KeplerGl(data={'NYC Trips': {'index': [0, 25, 228, 444, 454, 506, 713, 714, 715, 716, 742, 885, 916, 918, 1068…

#### I adjusted the colors of the map to mostly reflect those of the flag of New York City, which is blue, white, and orange. I would think New Yorkers would appreciate this color scheme. I used a light enough blue for the start points so that it can be distinguished from the background. The end points of the bike routes are the least featured color on the map. For those I used green, as it's a color easily distinguishable from the others used, and yet doesn't call too much attention away from things.

#### To get to that point, I changed the "Fill Color" in the respective "start" and "end" drop-down menus. These were originally set up as 5-stepped colors. But in order to focus on the more popular routes in the city, I reduced the stepped colors down to 1. 

#### To change the arc colors I changed the "Color" in the "start -> end arc" drop-down menu.

#### It's interesting that within the most common trips made, there are very few end-station points, and many start-station points. The most popular end points are near popular areas in, and actually outside the city. 

#### 11th and West 27th street is what looks like the most popular destination. This is near The High Line, which is an elevated park. Built on former railway tracks, it offers unique views of the city. Also nearby are: Chelsea Market, a popular food hall; Hudson Yards, large-scale development featuring the Vessel, a unique interactive art structure; The Museum of Modern Art (MoMA); Rockefeller Center. This makes sense, as it would be a popular for locals and tourists. 

#### Newport parkway, is actually in New Jersey, and offers views of the New York City skyline. Notable attractions nearby include Pier A Park, the Hoboken Waterfront, and Newport Centre Mall. The area is also known for its scenic walking areas and boat tours along the Hudson River. 

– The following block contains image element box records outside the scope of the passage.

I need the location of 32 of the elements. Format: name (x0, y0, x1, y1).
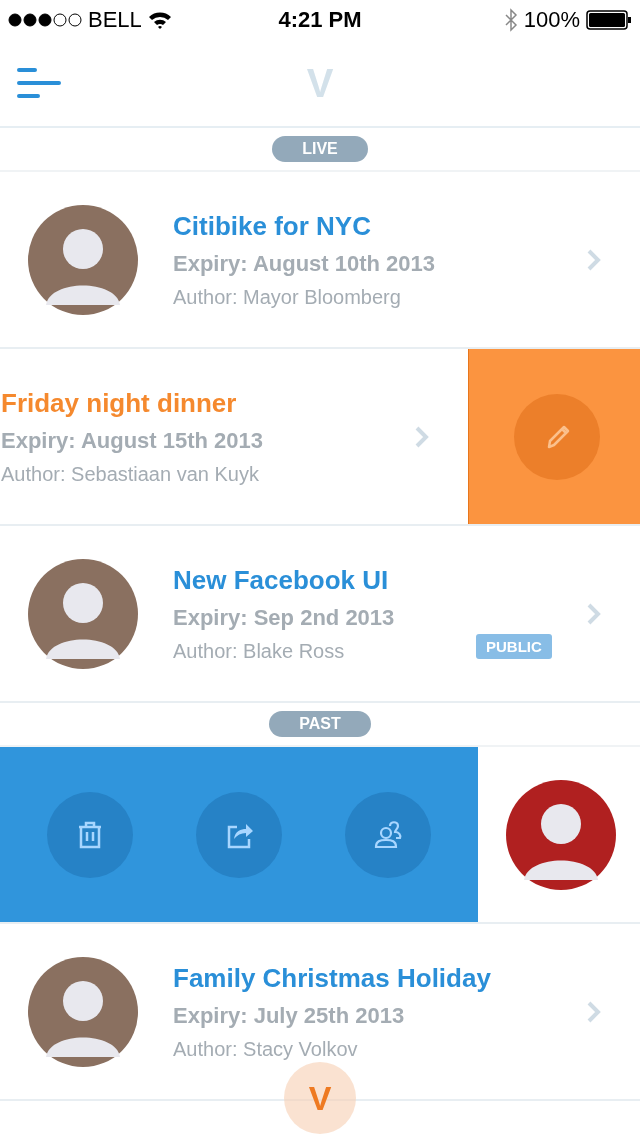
battery-text: 100% (523, 7, 580, 33)
section-label: LIVE (272, 136, 368, 162)
chevron-icon (586, 247, 602, 272)
expiry-text: Expiry: July 25th 2013 (173, 1002, 405, 1029)
chevron-icon (586, 999, 602, 1024)
chevron-icon (586, 601, 602, 626)
avatar-icon (28, 956, 138, 1067)
battery-icon (586, 10, 632, 30)
avatar-icon (506, 779, 616, 890)
item-title: Family Christmas Holiday (173, 962, 491, 994)
avatar-icon (28, 558, 138, 669)
expiry-text: Expiry: August 15th 2013 (1, 427, 264, 454)
signal-icon (8, 13, 82, 27)
item-title: Citibike for NYC (173, 210, 371, 242)
avatar-icon (28, 204, 138, 315)
bluetooth-icon (503, 8, 518, 32)
menu-icon[interactable] (16, 67, 62, 99)
author-text: Author: Sebastiaan van Kuyk (1, 462, 259, 486)
carrier-text: BELL (88, 7, 142, 33)
floating-action-button[interactable]: V (284, 1062, 356, 1134)
chevron-icon (414, 424, 430, 449)
author-text: Author: Stacy Volkov (173, 1037, 358, 1061)
section-label: PAST (269, 711, 371, 737)
author-text: Author: Blake Ross (173, 639, 345, 663)
item-title: New Facebook UI (173, 564, 389, 596)
expiry-text: Expiry: Sep 2nd 2013 (173, 604, 395, 631)
wifi-icon (147, 11, 172, 29)
expiry-text: Expiry: August 10th 2013 (173, 250, 436, 277)
clock-text: 4:21 PM (278, 7, 362, 33)
item-title: Friday night dinner (1, 387, 237, 419)
public-badge: PUBLIC (476, 634, 552, 659)
author-text: Author: Mayor Bloomberg (173, 285, 401, 309)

#### 4th and Jackson street is near Jackson Avenue Station, which is served by the 2 train at all hours. 

In [43]:
kepler_config = m.config

In [44]:
kepler_config

{'version': 'v1',
 'config': {'visState': {'filters': [{'dataId': ['NYC Trips'],
     'id': '6wnrs2906',
     'name': ['trips'],
     'type': 'range',
     'value': [1430, 12041],
     'plotType': 'histogram',
     'animationWindow': 'free',
     'yAxis': None,
     'view': 'side',
     'speed': 1,
     'enabled': True}],
   'layers': [{'id': 'jd3v456',
     'type': 'point',
     'config': {'dataId': 'NYC Trips',
      'label': 'start',
      'color': [41, 76, 181],
      'highlightColor': [252, 242, 26, 255],
      'columns': {'lat': 'start_lat', 'lng': 'start_lon'},
      'isVisible': True,
      'visConfig': {'radius': 10,
       'fixedRadius': False,
       'opacity': 0.8,
       'outline': False,
       'thickness': 2,
       'strokeColor': None,
       'colorRange': {'name': 'Global Warming',
        'type': 'sequential',
        'category': 'Uber',
        'colors': ['#5A1846',
         '#900C3F',
         '#C70039',
         '#E3611C',
         '#F1920E',
         '#FFC300']},


In [45]:
import json
with open("config.json", "w") as outfile:
    json.dump(kepler_config, outfile)

In [46]:
m.save_to_html(file_name = 'Citibike Trips Aggregated.html', read_only = False, config = kepler_config)

Map saved to Citibike Trips Aggregated.html!